- The Washington Times - Wednesday, March 19, 2003

BRASILIA, Brazil, March 19 (UPI) — Brazil's foreign minister Wednesday laid out Brazil's position on the prospects of a U.S.-led war on Iraq, stressing that the leadership in South America's largest nation has worked intensely to help the United Nations arrive at a peaceful solution.

Celso Amorim told Brazilian lawmakers in the capital, Brasilia, that the administration's official stance was that it "condemned the Iraqi government's disrespectful practices" despite that fact that some elected officials have voiced their support for Iraqi leader Saddam Hussein.
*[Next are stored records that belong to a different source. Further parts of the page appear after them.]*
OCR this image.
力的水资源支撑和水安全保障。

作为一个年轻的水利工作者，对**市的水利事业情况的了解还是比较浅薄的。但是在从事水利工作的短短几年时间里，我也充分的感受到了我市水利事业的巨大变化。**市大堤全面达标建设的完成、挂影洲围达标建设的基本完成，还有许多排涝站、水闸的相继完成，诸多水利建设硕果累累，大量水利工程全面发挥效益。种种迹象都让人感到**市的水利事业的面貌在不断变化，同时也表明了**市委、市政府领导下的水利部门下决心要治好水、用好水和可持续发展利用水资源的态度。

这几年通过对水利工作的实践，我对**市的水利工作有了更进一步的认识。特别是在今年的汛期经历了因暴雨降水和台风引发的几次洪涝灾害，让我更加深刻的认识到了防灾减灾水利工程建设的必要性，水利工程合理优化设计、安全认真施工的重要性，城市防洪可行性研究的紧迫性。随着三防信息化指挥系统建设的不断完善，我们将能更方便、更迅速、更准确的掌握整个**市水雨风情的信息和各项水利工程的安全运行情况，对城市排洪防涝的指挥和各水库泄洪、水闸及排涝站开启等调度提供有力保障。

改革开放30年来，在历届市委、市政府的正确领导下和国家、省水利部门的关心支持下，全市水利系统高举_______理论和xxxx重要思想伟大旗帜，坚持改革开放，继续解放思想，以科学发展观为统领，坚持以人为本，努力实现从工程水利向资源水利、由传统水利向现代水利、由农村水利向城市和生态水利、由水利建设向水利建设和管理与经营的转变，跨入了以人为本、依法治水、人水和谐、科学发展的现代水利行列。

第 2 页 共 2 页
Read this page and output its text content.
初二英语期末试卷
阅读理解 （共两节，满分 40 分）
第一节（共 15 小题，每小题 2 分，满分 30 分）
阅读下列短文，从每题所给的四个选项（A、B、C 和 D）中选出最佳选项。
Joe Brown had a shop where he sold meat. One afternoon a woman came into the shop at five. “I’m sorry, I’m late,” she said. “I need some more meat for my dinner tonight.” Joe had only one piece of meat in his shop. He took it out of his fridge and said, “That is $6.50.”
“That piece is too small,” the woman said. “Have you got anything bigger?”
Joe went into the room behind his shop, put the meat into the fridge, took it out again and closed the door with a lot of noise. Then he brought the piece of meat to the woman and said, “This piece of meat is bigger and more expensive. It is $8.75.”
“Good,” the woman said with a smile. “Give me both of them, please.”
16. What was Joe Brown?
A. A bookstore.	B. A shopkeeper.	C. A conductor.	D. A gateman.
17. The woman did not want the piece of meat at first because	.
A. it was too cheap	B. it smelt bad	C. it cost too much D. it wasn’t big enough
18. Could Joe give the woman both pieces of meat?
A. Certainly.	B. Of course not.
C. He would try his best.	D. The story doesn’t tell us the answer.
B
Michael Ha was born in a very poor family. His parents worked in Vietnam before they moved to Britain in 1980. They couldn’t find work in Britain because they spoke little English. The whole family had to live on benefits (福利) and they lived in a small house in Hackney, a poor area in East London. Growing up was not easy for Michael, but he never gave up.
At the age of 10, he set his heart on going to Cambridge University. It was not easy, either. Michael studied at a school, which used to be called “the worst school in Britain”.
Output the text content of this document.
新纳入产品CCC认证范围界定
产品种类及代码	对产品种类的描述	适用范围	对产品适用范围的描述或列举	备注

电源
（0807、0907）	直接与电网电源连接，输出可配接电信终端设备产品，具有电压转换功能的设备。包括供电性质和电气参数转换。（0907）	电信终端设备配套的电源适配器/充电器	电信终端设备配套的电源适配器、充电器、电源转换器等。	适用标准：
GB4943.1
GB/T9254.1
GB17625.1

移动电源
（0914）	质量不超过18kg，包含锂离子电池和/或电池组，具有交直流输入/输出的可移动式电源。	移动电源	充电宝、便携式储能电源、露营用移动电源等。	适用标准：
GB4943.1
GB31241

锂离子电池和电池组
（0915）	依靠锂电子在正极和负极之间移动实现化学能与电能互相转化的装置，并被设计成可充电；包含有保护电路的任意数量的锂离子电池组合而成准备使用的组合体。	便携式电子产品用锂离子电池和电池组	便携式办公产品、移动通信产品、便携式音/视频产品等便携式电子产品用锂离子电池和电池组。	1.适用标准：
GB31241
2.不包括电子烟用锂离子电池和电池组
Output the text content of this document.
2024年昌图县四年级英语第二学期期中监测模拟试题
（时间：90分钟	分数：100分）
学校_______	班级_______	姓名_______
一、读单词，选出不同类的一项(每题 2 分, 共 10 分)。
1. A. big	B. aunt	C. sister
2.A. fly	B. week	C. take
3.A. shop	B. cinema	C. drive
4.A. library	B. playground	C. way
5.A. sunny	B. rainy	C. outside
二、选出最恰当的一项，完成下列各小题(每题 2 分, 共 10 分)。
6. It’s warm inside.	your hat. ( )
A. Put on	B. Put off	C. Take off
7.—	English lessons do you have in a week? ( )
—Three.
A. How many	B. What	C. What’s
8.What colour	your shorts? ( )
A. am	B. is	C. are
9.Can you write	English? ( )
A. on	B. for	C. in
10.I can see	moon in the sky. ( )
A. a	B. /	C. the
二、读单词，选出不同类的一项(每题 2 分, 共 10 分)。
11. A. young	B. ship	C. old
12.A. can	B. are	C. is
Amorim went on to say that Brazil was an ardent proponent of "disarmament in a peaceful way."

The foreign minister also said the Brazilian government would officially condemn the actions of the United States for disrespecting the United Nations' authority as it searched for a peaceful alternative to war with Iraq.

President George W. Bush Monday gave Saddam an ultimatum, saying he and his sons would face military repercussions if they did not leave Iraq within 48 hours. The deadline for Bush's demand expired Wednesday night at 8 pm EST.

Brazilian President Luiz Inacio Lula da Silva had been working the phones in recent weeks speaking to regional and international leaders — including U.N. Secretary-General Kofi Annan — about the possibility of summoning those world leaders opposed to war to a meeting of the General Assembly to discuss alternatives to armed conflict.

Lula is expected to make an official statement on the possibility of war following the deadline.

Brazil has become more vocal in its opposition to a potential war over the last month calling for more inspections and using armed force as only a last resort, in which case the U.N. Security Council must approve of the decision.

On Tuesday, Lula spoke out against Bush's decision to move ahead without the council's approval or the popular backing on many other U.N. member nations.

"In my opinion, it disrespects the United Nations," said Lula, "it doesn't take into account what the rest of the world thinks. And I think this is serous."

Asked if he thought a U.S.-led attack on Iraq was warranted, Lula responded curtly "I don't think it has legitimacy."

A majority of South American leaders echoed the Brazilian president's condemnation of the U.S. ultimatum, though Bolivia and Colombia — which receives U.S. aid for its struggle against leftist rebels — have backed the Bush decision to forge ahead without the approval of the United Nations.